Не разочаровывает Пожарский. Получается, что он решил дернуть тигра за усы, или относительно поляков, — орла за клюв, и вывести ляхов на мощные фугасы. Эх! Тратила бы! Что там с тринитротолуолом? Подумать можно, но, как мне кажется, рановато для такой взрывчатки, тут нужна развитая химия, да и промышленность.
Скоро я увидел беспорядочно бегущих стрельцов. Что-то, а бегать от противника у них получается споро, прямо спринтеры. Но, если для дела нужно убегать, то и это важное дело. Вот только физическое состояние стрельцов так себе. Нет систематических тренировок и обучения — нет профессионального воина. Стрельцы при новой военной реформе могут стать только городовыми, или вспомогательными войсками.
— Бах-ба-бах! — прогремело в той стороне, откуда бежали стрельцы.
Русские воины резко остановились и выставили сошки, которые волочили с собой. После стали заряжать пищали. Медленно, как же медленно! При этом, если вглядеться в действия отдельного стрельца, то можно увидеть, что все движения выверенные, никакой растерянности нет. Это, скорее, технология такая, не позволяющая выйти на уровень заряжания фузей середины следующего века. Сколько выстрелов в минуту делал солдат в армии Фридриха Великого? Четыре, пять? Выйти бы нам на цифру «два».

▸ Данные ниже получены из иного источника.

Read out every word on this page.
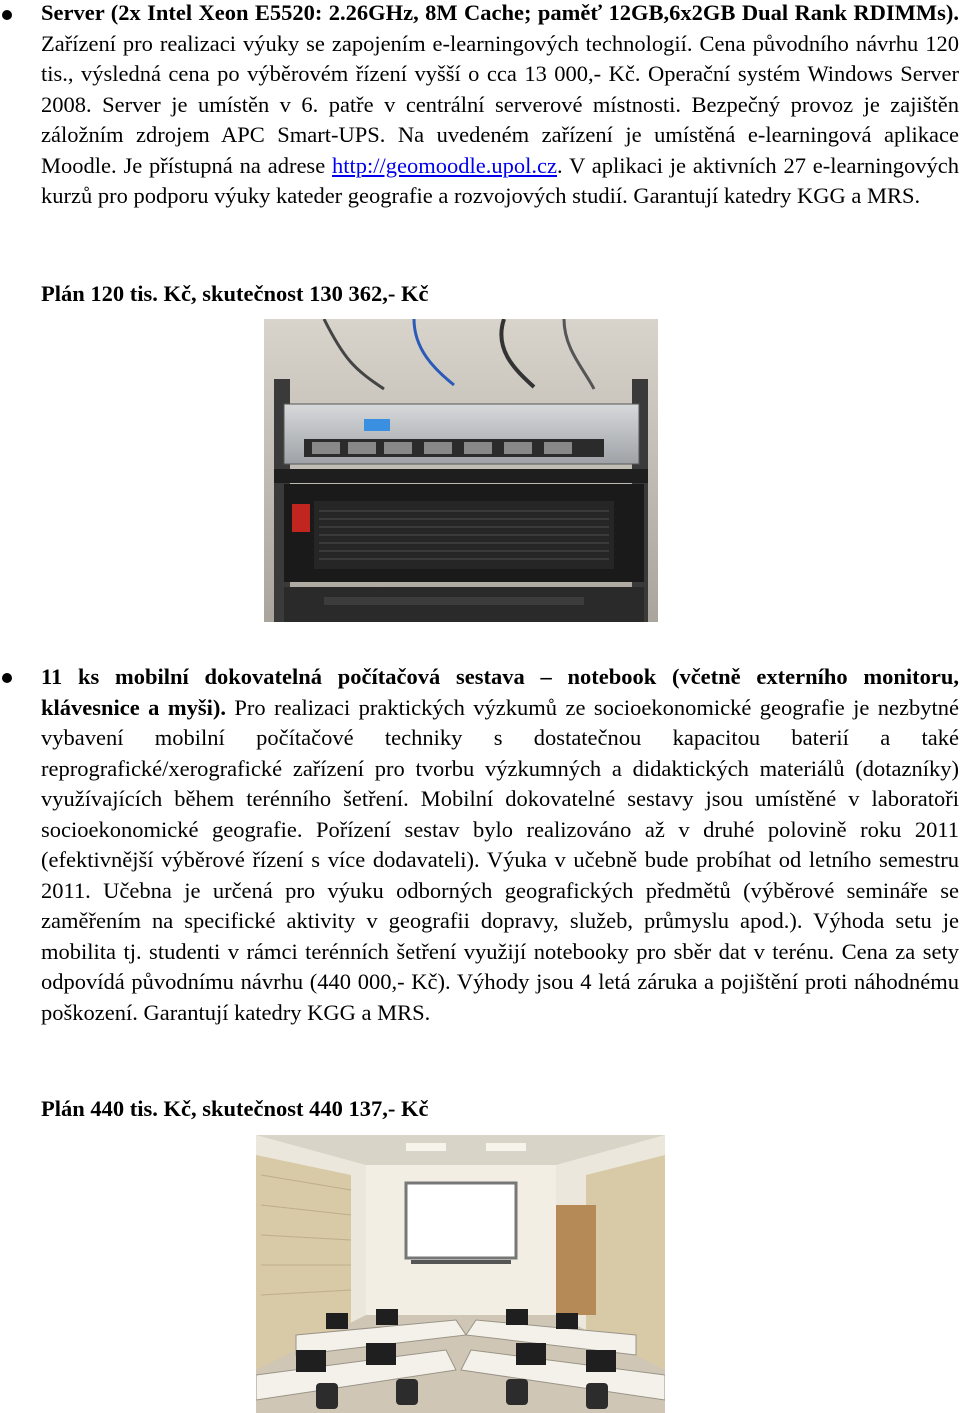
Server (2x Intel Xeon E5520: 2.26GHz, 8M Cache; paměť 12GB,6x2GB Dual Rank RDIMMs). Zařízení pro realizaci výuky se zapojením e-learningových technologií. Cena původního návrhu 120 tis., výsledná cena po výběrovém řízení vyšší o cca 13 000,- Kč. Operační systém Windows Server 2008. Server je umístěn v 6. patře v centrální serverové místnosti. Bezpečný provoz je zajištěn záložním zdrojem APC Smart-UPS. Na uvedeném zařízení je umístěná e-learningová aplikace Moodle. Je přístupná na adrese http://geomoodle.upol.cz. V aplikaci je aktivních 27 e-learningových kurzů pro podporu výuky kateder geografie a rozvojových studií. Garantují katedry KGG a MRS.
Plán 120 tis. Kč, skutečnost 130 362,- Kč
11 ks mobilní dokovatelná počítačová sestava – notebook (včetně externího monitoru, klávesnice a myši). Pro realizaci praktických výzkumů ze socioekonomické geografie je nezbytné vybavení mobilní počítačové techniky s dostatečnou kapacitou baterií a také reprografické/xerografické zařízení pro tvorbu výzkumných a didaktických materiálů (dotazníky) využívajících během terénního šetření. Mobilní dokovatelné sestavy jsou umístěné v laboratoři socioekonomické geografie. Pořízení sestav bylo realizováno až v druhé polovině roku 2011 (efektivnější výběrové řízení s více dodavateli). Výuka v učebně bude probíhat od letního semestru 2011. Učebna je určená pro výuku odborných geografických předmětů (výběrové semináře se zaměřením na specifické aktivity v geografii dopravy, služeb, průmyslu apod.). Výhoda setu je mobilita tj. studenti v rámci terénních šetření využijí notebooky pro sběr dat v terénu. Cena za sety odpovídá původnímu návrhu (440 000,- Kč). Výhody jsou 4 letá záruka a pojištění proti náhodnému poškození. Garantují katedry KGG a MRS.
Plán 440 tis. Kč, skutečnost 440 137,- Kč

Нужно что-то делать с ружьями. Во-первых, это медленное заряжание. Во-вторых, крайне сложно решать со штыком. Нет, можно его применять… как там? Байонеты? Но никакой стандартизации, чтобы использовать новые тактики. Будем решать эти проблемы, но не сейчас, вначале нужно побеждать.
Пока я предавался размышлениям, стрельцы выстроились и произвели выстрел.
«Да! Вот так! Это мои ребята! Йо-хо!» — прочитал я в глазах Пожарского.
Безусловно такими словами князь вряд ли когда-нибудь будет выражать свои эмоции. И радость на лице князя выглядела, как будто в решающем матче команда, за которую болеешь, забила гол. Да и я сам порадовался. Получилось очень же эффектно, словно только этот маневр и отрабатывался в течении последнего года… отрабатывался, но среди прочих. Так по чуть и можно сточить польские войска. Выстоять бы пару штурмов и война закончится. Это к нам могут подойти еще войска. Знаю, что в Вязьме и Торжке формируются еще два полка городовых стрельцов, а со Смоленска вышли части с немалым количеством артиллерии.
Так что в долгую, если выстоять, можно рассчитывать на разгром поляков. Разгром, который мне не нужен!
По сути, мы совершили ошибку. Или, скорее, недоработали и не правильно расценили возможности и силы противника. Смоленск был перенасыщен обороной, основанной на крепости и большом количестве артиллерии. Только полевых пушек более ста использовано. А сейчас та артиллерия ой как пригодилась бы. Но страх потерять Смоленск превысил здравый смыл. Вот и идут эти смоленские части сюда, ну а некоторое количество должно уже месить грязь литовских дорог. Так что даже, если враг прорвется, на этом еще ничего не закончится. Нужно — я и всю Москву подыму на борьбу. Минин сможет, он и черта уговорит псалмы петь.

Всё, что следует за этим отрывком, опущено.